В 1980-м году мы проходим южным маршрутом на пик Коммунизма, самую высокую гору СССР, почти 7500 метров, стена была 2,5 км. Мы лезли эту стену 11 ночевок, из которых 9 было сидячих ночевок на скале. Это мировой класс восхождения. У нас было преимущество, мы делали это командой, это было непередаваемо пройти самую тяжелую гору по самому тяжелому маршруту, где мы стали вновь чемпионами СССР, а маршрут назвали моим именем, как руководителя команды.

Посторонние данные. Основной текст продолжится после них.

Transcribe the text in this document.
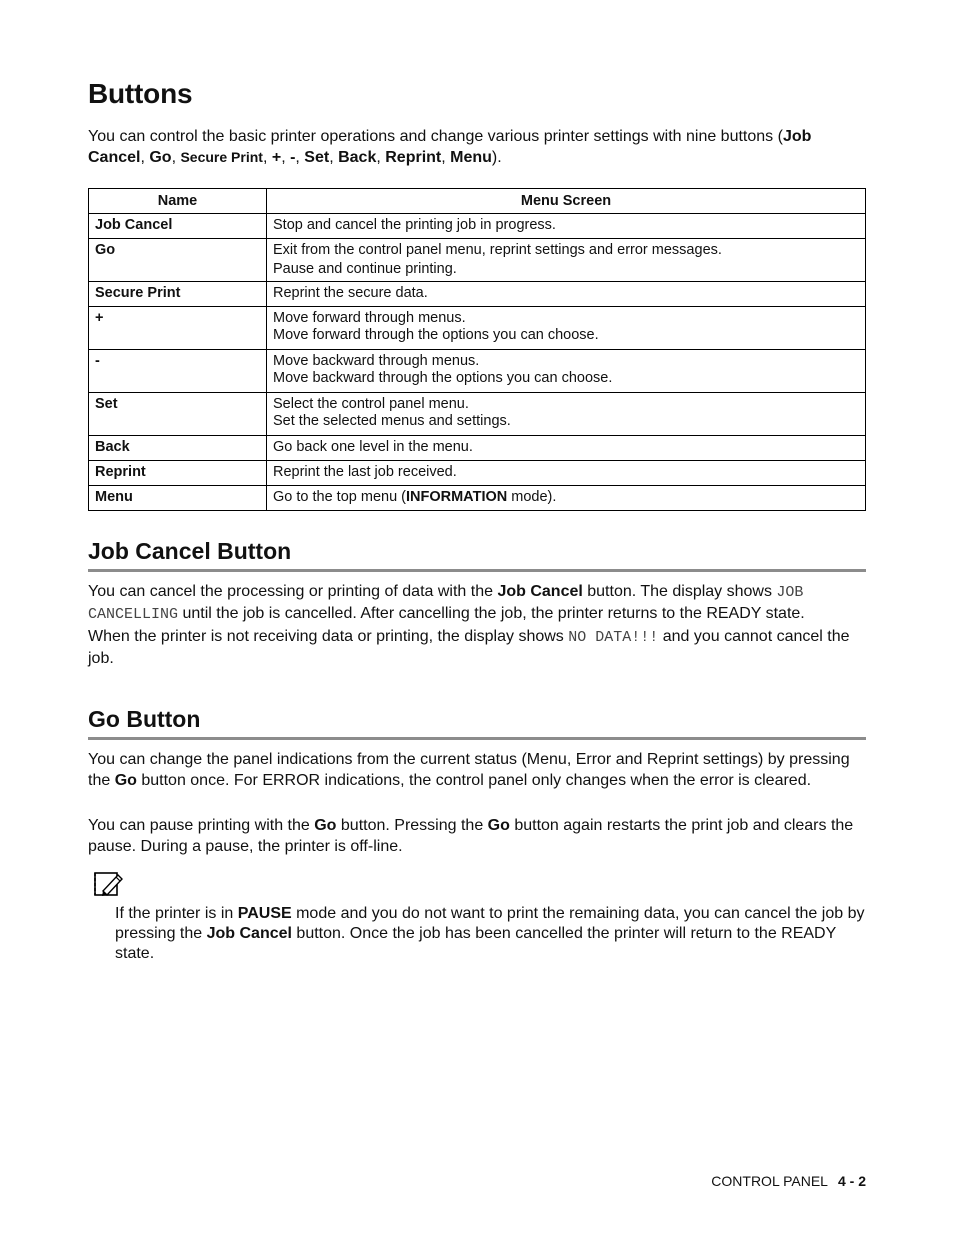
Buttons

You can control the basic printer operations and change various printer settings with nine buttons (Job Cancel, Go, Secure Print, +, -, Set, Back, Reprint, Menu).

Name	Menu Screen
Job Cancel	Stop and cancel the printing job in progress.

Go	Exit from the control panel menu, reprint settings and error messages.
Pause and continue printing.

Secure Print	Reprint the secure data.

+	Move forward through menus.
Move forward through the options you can choose.

-	Move backward through menus.
Move backward through the options you can choose.

Set	Select the control panel menu.
Set the selected menus and settings.

Back	Go back one level in the menu.

Reprint	Reprint the last job received.

Menu	Go to the top menu (INFORMATION mode).
Job Cancel Button

You can cancel the processing or printing of data with the Job Cancel button. The display shows JOB CANCELLING until the job is cancelled. After cancelling the job, the printer returns to the READY state.

When the printer is not receiving data or printing, the display shows NO DATA!!! and you cannot cancel the job.

Go Button

You can change the panel indications from the current status (Menu, Error and Reprint settings) by pressing the Go button once. For ERROR indications, the control panel only changes when the error is cleared.

You can pause printing with the Go button. Pressing the Go button again restarts the print job and clears the pause. During a pause, the printer is off-line.

If the printer is in PAUSE mode and you do not want to print the remaining data, you can cancel the job by pressing the Job Cancel button. Once the job has been cancelled the printer will return to the READY state.

CONTROL PANEL 4 - 2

В это время пришло приглашение на отбор в команду для штурма Эвереста. Всю нашу команду пригласили, а мы в это время лезем стену. Вернулись сильно уставшие, отдав все силы, когда ночевали на скалах с дневной нормой питания 350-400 грамм на человека. Столько брали с собой, потому что каждый грамм это жизнь, все рассчитывается по граммам. Плюс всегда рассчитываешь НЗ на двое суток, чай, сухари. На высоте температура закипания 78 градусов, поэтому брали с собой полуфабрикаты. Несли с собой газовую горелку, нарубишь лед и делаешь чай. Тушенку сами делали для себя, консервировали. Рацион был известен точно до грамма, обеденный перекус весил 105 грамм. Не 104 и не 106. Туда входили 2 кусочка сахара, курага, 2 ломтика колбасы, сухарик и т.д. Стена, люди висят в воздухе – какая, нахрен, жратва?

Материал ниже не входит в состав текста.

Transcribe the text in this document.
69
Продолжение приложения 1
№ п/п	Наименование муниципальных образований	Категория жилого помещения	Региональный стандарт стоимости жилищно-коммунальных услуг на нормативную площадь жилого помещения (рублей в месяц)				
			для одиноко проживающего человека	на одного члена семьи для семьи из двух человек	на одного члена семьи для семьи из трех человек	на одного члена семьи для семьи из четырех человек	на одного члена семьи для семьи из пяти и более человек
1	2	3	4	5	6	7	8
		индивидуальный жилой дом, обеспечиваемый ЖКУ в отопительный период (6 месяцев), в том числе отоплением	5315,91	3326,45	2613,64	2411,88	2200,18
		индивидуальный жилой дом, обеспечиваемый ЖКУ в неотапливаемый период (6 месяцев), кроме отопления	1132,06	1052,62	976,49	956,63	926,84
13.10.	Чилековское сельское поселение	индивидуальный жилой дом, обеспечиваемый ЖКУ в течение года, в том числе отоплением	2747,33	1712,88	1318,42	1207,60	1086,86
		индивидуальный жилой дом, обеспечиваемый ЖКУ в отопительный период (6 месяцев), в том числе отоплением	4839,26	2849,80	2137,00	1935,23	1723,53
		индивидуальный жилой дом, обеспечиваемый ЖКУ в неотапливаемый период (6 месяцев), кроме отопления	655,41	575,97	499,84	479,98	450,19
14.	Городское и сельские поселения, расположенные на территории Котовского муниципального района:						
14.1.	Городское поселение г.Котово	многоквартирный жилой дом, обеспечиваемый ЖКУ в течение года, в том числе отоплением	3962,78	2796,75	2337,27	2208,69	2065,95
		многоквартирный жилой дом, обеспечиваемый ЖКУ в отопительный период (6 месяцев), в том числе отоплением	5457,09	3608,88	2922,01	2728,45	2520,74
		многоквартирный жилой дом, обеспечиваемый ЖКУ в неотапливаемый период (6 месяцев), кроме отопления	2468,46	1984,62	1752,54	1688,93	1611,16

Тогда мне было 28 лет, и в этих условиях я был капитаном, руководил друзьями. В команду на Эверест попало 5 человек с нашей команды, попали бы все, но это дело уже политическое. Брежнев держал на контроле восхождение, поэтому нужно, чтобы в команде были и русский, и казах, и грузин, и еще еврей. После наших испытаний со стенами пика России и Коммунизма, мы увидели Эверест и подумали – ну, с наружи, кажется, ничего там такого нет. Так при восхождении особых трудностей не было, конечно были и погодный и высотный факторы. Половина стены заканчивается на высоте пика Коммунизма, на котором я 11 раз был, поэтому 7500 для меня было нормально, а что выше я уже не знал. Хотя на обследовании в барокамере нас проверяли и поднимали до 10 000 метров. После этого, когда нам сказали на Эверест, по стене – да фиг с ним, так даже интереснее! Гималаи для любого альпиниста это мечта! Мы же когда приехали в Луклу, смотрели на нашем привычном уровне и взглядом упирались в живот горы. Горы там реально были выше на полтора, два километра – это вызов для альпиниста.



Какие два самых страшных момента в вашей карьере, один при восхождении на Эверест, другой вообще за все восхождения.

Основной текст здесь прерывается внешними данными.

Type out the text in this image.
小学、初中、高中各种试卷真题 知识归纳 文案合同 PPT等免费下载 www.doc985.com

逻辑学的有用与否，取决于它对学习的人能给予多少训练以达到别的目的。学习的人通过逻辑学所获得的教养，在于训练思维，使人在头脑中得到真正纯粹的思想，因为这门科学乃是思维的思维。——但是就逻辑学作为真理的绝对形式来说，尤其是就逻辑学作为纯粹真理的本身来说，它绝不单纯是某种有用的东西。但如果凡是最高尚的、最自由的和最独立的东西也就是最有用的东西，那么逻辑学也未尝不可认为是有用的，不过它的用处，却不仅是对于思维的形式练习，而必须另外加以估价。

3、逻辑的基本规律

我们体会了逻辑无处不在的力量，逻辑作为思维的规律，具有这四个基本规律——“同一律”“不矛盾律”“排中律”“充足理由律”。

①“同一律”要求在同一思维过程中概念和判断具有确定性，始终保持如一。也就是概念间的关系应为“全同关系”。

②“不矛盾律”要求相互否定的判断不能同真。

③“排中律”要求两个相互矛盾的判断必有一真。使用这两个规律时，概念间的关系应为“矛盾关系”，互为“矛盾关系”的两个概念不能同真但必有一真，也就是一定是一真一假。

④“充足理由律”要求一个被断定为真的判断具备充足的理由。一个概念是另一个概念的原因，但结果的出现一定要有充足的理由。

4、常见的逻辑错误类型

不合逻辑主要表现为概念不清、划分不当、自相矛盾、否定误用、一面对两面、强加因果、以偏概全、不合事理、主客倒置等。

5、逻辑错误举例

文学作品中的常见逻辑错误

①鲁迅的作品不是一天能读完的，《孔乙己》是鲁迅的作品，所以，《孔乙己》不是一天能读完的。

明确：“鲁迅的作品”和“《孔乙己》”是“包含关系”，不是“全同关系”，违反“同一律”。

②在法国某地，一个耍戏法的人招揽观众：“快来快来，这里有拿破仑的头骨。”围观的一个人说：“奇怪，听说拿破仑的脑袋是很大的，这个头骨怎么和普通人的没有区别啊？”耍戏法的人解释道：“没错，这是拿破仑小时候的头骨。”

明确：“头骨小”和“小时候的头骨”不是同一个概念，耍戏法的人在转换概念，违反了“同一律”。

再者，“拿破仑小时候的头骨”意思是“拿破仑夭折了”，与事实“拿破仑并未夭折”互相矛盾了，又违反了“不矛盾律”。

Честно говоря, был такой случай. Это случилось, когда мы только становились как серьезные альпинисты, проходили маршрут категории 5, это мастерская категория. Категория 1Б это категория, если сравнивать с боксом, легкая, а высотный класс это супертяжелый вес, если ты там пропустил удар, то мозги обратно уже не встанут. Мы приехали в Киргизию, основная группа восходила на пик Свободной Кореи, там уже были серьезные мужики, а мы шли на другую гору. Перед этим на зимних сборах я дважды срывался, причем, серьезно, могло все трагически закончиться. Один раз я сорвался - меня спасла веревка, которая зацепилась за камень. Привязана она была к Валере, сорвавшись, я скатился к расщелине и провалился вниз, и мог утащить напарника за собой. Повис на веревке, сборку стена льда, надо мной метров 25, рюкзак за спиной – я давай ледорубом ступеньки делать, потом показались ребята, вытащили.

Ошибка была элементарной. Под снегом был лед, я его не увидел, наступил, улетел. На следующий день мы пошли с напарником веревки вешать, пока остальные готовили обед. Напарник веревку не закрепил, думал, что я ее не нагружу. Схватился, а один конец не закреплен и я маятником полетел вдоль скалы, чуть не убился. Потом все сравнялось, были другие восхождения, а маршрут 5Б это, своего рода, экзамен. Те два срыва остались у меня в подсознании, и перед восхождением у меня начался мандраж. Мне было очень страшно. Наутро я решил, что если я не пойду, то можно забыть про альпинизм. В итоге я встал утром, полез маршрут первым, все было прекрасно, и с тех пор страх прошел.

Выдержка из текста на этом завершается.